Dans une première étude transversale, menée auprès de 376 patients par P. Garnero et coll., avec analyse en composante principale, le CTX-II, le PINP et le CTX-I se sont révélés être un reflet de la dégradation cartilagineuse et du remodelage osseux. La COMP, le PIIINP et l'acide hyaluronique « marquaient » plutôt la synoviale, tandis que la CRP ultrasensible et YKL40 étaient des indicateurs d'inflammation systémique. Seules les métalloprotéases 1 et 3 n'ont pu être classées dans un compartiment particulier.
Après ajustement sur l'âge, le sexe et l'indice de masse corporelle, des corrélations significatives ont été mises en évidence : entre douleur et CTX-II et CRP, d'une part, et entre inflammation articulaire et COMP, d'autre part.
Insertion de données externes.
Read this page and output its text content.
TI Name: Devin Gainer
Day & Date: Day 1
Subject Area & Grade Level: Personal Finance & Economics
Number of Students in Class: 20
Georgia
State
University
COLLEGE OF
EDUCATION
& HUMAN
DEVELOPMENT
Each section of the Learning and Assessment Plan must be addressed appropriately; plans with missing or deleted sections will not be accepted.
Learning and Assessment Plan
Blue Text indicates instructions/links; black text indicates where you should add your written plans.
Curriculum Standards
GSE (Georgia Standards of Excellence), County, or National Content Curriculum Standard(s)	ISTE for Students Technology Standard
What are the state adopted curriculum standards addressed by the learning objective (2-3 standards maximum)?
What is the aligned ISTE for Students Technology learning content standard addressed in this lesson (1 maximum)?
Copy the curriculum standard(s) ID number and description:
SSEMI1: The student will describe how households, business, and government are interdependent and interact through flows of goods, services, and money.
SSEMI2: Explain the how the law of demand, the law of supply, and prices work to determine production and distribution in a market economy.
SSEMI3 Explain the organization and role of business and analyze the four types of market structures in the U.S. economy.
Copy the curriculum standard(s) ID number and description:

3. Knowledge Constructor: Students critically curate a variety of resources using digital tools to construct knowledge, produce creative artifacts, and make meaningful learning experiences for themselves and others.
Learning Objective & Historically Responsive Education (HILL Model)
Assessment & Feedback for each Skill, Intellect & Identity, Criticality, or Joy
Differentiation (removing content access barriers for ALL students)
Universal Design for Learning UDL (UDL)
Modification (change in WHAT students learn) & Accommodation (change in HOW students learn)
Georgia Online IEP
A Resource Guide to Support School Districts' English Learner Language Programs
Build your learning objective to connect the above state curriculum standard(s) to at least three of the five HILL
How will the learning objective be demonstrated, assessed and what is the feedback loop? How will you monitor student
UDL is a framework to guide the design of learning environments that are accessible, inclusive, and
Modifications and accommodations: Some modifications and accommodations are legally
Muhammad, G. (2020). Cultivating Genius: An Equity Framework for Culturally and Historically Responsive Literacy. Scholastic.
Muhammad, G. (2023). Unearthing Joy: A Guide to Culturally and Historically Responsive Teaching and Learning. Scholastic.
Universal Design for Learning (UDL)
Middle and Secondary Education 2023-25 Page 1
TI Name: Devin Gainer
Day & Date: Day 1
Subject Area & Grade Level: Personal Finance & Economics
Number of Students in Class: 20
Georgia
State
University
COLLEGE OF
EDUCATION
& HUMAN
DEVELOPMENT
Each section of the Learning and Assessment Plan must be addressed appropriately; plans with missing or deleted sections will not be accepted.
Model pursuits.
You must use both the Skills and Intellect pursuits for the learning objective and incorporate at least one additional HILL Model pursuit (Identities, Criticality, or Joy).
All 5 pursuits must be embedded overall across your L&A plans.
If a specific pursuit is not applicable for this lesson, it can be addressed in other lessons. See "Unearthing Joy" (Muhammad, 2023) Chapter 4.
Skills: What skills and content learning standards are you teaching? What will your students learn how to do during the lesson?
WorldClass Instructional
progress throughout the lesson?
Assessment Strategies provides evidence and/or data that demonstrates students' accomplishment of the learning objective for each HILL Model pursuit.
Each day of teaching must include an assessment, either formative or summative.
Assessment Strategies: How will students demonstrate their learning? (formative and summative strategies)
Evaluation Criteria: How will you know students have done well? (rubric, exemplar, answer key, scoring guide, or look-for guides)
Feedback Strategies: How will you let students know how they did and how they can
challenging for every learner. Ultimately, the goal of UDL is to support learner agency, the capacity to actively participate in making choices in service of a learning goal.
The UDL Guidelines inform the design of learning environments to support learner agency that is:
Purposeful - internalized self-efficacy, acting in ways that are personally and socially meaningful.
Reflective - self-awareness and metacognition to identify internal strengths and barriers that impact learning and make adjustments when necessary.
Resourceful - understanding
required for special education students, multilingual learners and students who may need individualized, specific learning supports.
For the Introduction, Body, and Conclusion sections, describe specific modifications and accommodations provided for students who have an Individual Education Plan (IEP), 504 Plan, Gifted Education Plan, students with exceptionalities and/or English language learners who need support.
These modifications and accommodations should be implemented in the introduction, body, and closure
De plus, les signes radiographiques de coxarthrose étaient d'autant plus importants que le taux de CTX-II était élevé.
Un deuxième travail, mené auprès des 333 patients dont les dossiers étaient complets, avait pour objectif d'étudier les capacités prédictives de ces marqueurs sur le pincement articulaire. Il a confirmé que le sexe féminin, l'âge supérieur ou égal à 66 ans, une impotence fonctionnelle et l'existence d'un interligne articulaire inférieur à 2 mm constituent des facteurs prédictifs de progression radiographique de la maladie. L'ensemble de ces paramètres cliniques et radiologiques ne permettait toutefois d'expliquer que 9 % de la variabilité de la progression radiographique. En analyse multifactorielle, il est apparu que deux marqueurs biologiques, le CTX-II et l'acide hyaluronique, prédisent significativement la progression.
Plus simplement, les sujets dont les taux de CTX-II et d'acide hyaluronique se trouvaient dans le tertile supérieur avaient un risque de progression radiographique multiplié par 3,73 par rapport aux patients dont les valeurs se situaient dans les tertiles intermédiaire et inférieur.
Au total, les données issues de la cohorte ECHODIAH, la plus importante étudiée à ce jour, suggèrent l'intérêt prédictif de certains marqueurs biologiques, dans l'arthrose. Pour l'instant non utilisables en médecine de ville, les dosages de ces marqueurs pourraient bientôt être inclus dans les protocoles d'essais thérapeutiques.
D'après un entretien avec le Pr Bernard Mazières (Toulouse).